Note: Ensure that the host name specified here is correctly mapped to the machine in the host file.
Step 8: Add a Host Entry
- Open Notepad as Administrator.
- Open the "hosts" file located in
C:\Windows\System32\drivers\etc
. - Add an entry mapping the host name to 127.0.0.1, e.g., "127.0.0.1 oqtane.dev".
- Save the file.
Note: This step is only required for a local development environment. In shared or public environments, standard DNS configurations are used.
Step 9: Navigate to Site
- Open your favorite browser and navigate to the specified host name, e.g.,
http://oqtane.dev
. - Follow the Oqtane install wizard, providing necessary database connection details and site administrator credentials.
- Click Install.
Note: If encountering errors during the Install Wizard due to database creation permissions, consider creating the database manually before initiating the Install Wizard.
Step 10: Secure the Site (Optional)
Note
It's essential to implement robust security measures for production applications before going live.
Once the installation is complete and the site is up and running, consider implementing security measures to protect your Oqtane application.
Enable HTTPS: Encrypt communication between the server and clients by enabling HTTPS. You can obtain SSL/TLS certificates from a trusted Certificate Authority (CA) like Let's Encrypt or purchase one from a commercial provider. Learn more about HTTPS and security best practices from the Mozilla Server Side TLS Guidelines. Mozilla SSL Configuration Generator tool helps generate secure SSL configurations for popular web servers, including Apache, Nginx, and others. It provides recommended configurations based on Mozilla's SSL/TLS best practices.
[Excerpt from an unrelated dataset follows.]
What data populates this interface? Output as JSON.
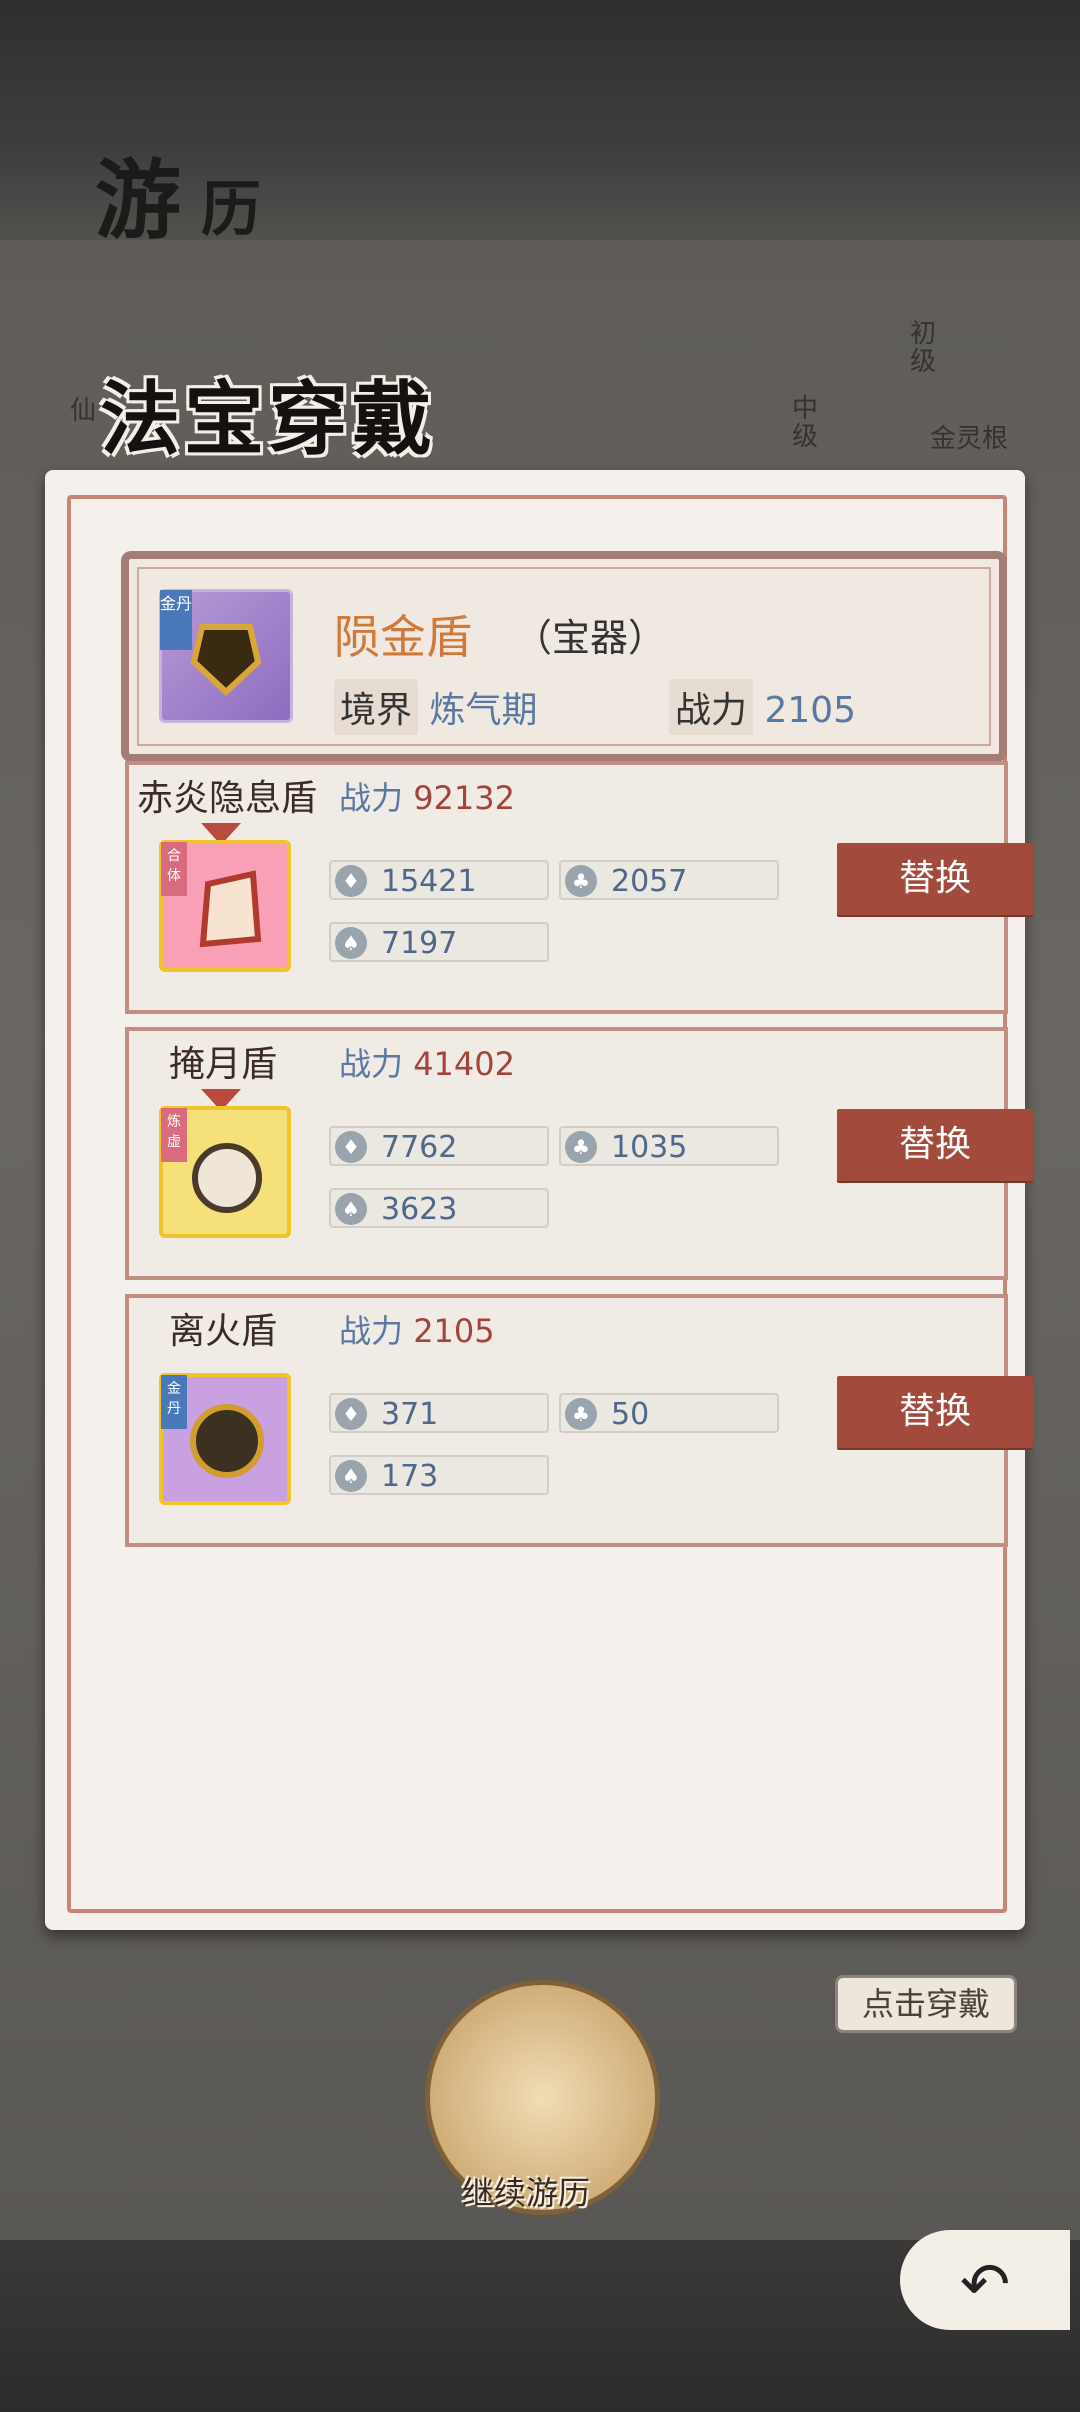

Configure Authentication and Authorization: Control access to your site's resources by configuring appropriate authentication and authorization mechanisms. You can leverage ASP.NET Core Identity for user authentication and role-based authorization. Explore additional security topics and best practices for ASP.NET Core from the ASP.NET Core security topics documentation.
Implement Security Best Practices: Follow security best practices such as input validation, output encoding, and protection against common web vulnerabilities like Cross-Site Scripting (XSS) and Cross-Site Request Forgery (CSRF).
Keep Software Updated: Regularly update Oqtane and its dependencies to patch security vulnerabilities and ensure that your site is protected against known threats. Stay informed about security advisories and apply patches promptly.
Monitor and Respond: Monitor your site for suspicious activities and implement logging and monitoring solutions to detect and respond to security incidents effectively. Set up alerts for unusual behavior and unauthorized access attempts.
Regular Security Audits: Conduct regular security audits of your Oqtane application to identify and remediate security vulnerabilities. Perform code reviews, penetration testing, and vulnerability scanning to ensure the integrity and security of your site.